Abstract
Myelodysplastic syndrome (MDS) is a life-threatening disease in which malignant bone marrow cells fail to differentiate, resulting in anemia, cytopenia, and risk of progression to acute myeloid leukemia (AML). T cell-based therapies have great potential in treating AML/MDS, given that allogeneic stem cell transplantation (aSCT) can be curative in such settings. This is at least in part, due to the graft-vs-leukemia (GvL) effect, in which T cells within the donor graft recognize and target antigens on leukemia cells. Unfortunately, aSCT is associated with considerable morbidity and mortality, as donor T cells may also recognize antigens expressed by non-malignant tissues and kill them, leading to graft-vs-host disease (GvHD). A T cell-based therapy that targets an AML/MDS-exclusive antigen has the potential to eliminate leukemic cells while sparing healthy tissues.

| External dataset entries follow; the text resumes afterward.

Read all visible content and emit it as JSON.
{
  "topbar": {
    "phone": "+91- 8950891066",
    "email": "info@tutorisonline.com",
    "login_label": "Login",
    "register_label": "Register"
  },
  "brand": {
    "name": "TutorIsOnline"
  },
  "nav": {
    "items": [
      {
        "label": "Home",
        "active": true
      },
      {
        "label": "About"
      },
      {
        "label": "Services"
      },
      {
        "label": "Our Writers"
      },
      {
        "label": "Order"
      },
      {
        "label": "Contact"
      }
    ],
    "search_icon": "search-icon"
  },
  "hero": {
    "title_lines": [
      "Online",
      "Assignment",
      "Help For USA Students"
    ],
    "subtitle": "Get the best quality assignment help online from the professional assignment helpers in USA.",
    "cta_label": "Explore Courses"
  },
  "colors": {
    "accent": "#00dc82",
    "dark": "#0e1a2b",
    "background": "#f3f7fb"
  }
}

Most known antigens expressed by AML/MDS are also expressed by healthy myeloid cells, and targeting them risks myeloablation. An ideal target would be 1.) exclusively expressed by leukemia cells, including leukemic stem cells (LSCs), 2.) expressed by all leukemia cells, and 3.) necessary and sufficient for leukemogenesis. Somatic mutations in genes encoding spliceosomal machinery are common in MDS and have the potential to generate such neoantigens. In particular, a conserved missense mutation encoding a K700E substitution in SF3B1 is present in about 20% of patients with MDS, and approximately 80% of patients with MDS with ringed sideroblasts (MDS-RS). SF3B1 K700E-mutant MDS has been proposed to be a distinct disease entity in which the SF3B1 mutation is a necessary, disease-initiating event. Further, SF3B1 K700E mutations are broadly detected across the spectrum of myeloid neoplasms from clonal hematopoiesis (CH) to relapsed/refractory AML and are associated with worse overall survival (OS) in the latter.
Here, we demonstrate that the SF3B1 K700E contains a peptide that binds HLA-A*02:01 and is bona fide leukemia-restricted T cell target. HLA binding prediction models were used to identify putative HLA binders containing the SF3B1 K700E mutation; GLVDEQQEV (wild type sequence GLVDEQQKV) was predicted to bind HLA-A*02:01, the most common HLA-A allele. We cultured CD8 T cells from healthy donor repertoires with SF3B1 K700E peptide to expand out putative SF3B1 K700E:HLA-A*02:01-specific T cells. SF3B1 K700E:A*02:01-tetramer binding cells were sorted and TCR sequenced, and TCR sequences were inserted into retroviral vectors to make TCR-T cells. Peptide dose-response expeirments with TCR-T cells identified a highly potent TCR (functional avidity < 1nM, approximating anti-viral potency) which discriminated between the mutant and wild type SF3B1 peptides with a 4 order of magnitude preference. Both CD8+ and CD4+ TCR-T cells were robustly activated in the presence of antigen, demonstrating the potency and CD8-independence of the TCR.
Co-culture cytoxocity experiments demonstrated that TCR-T cells specifically kill HLA-A*02:01, SF3B1-K700E mutant cell lines (in which SF3B1 K700E expression was either knocked-in to a single SF3B1 locus or endogenously expressed by the cell line) while sparing both HLA-A*02:01 negative and HLA-A*02:01 positive, SF3B1 WT cell lines. Sequencing experiments demonstrated that SF3B1 K700E was expressed in LSCs, and TCR-T cells were activated by culture with patient-derived SF3B1 K700E mutant primary AML/MDS (but not with SF3B1 WT AML/MDS) demonstrating that SF3B1 K700E peptide is a bona fide, patient-relevant leukemia antigen. Xscan amino acid scanning experiments tiling all possible single amino acid substitutions were performed to generate a TCR recognition motif, which was used as a ScanProsite query against the human proteome to identify possible off-target antigens for the TCR. While 18 motif matching peptides were identified in the human proteome, none activated TCR-T cells, demonstrating the exquisite specificity of the TCR.
Finally, we generated an SF3B1 K700E mutant knock-in U937 cell line, and evaluated efficacy of the TCR against the leukemia in vivo in an NSG CDX-mouse model. Mice adoptively transferred with SF3B1 K700E specific T cells demonstrated increased survival compared to mice transferred with irrelevant TCRs. In summary, we report that the SF3B1 K700E mutation yields an HLA-A*02:01 restricted AML/MDS-specific neoantigen, and that TCR-T cells targeting this mutation selectively kill leukemia.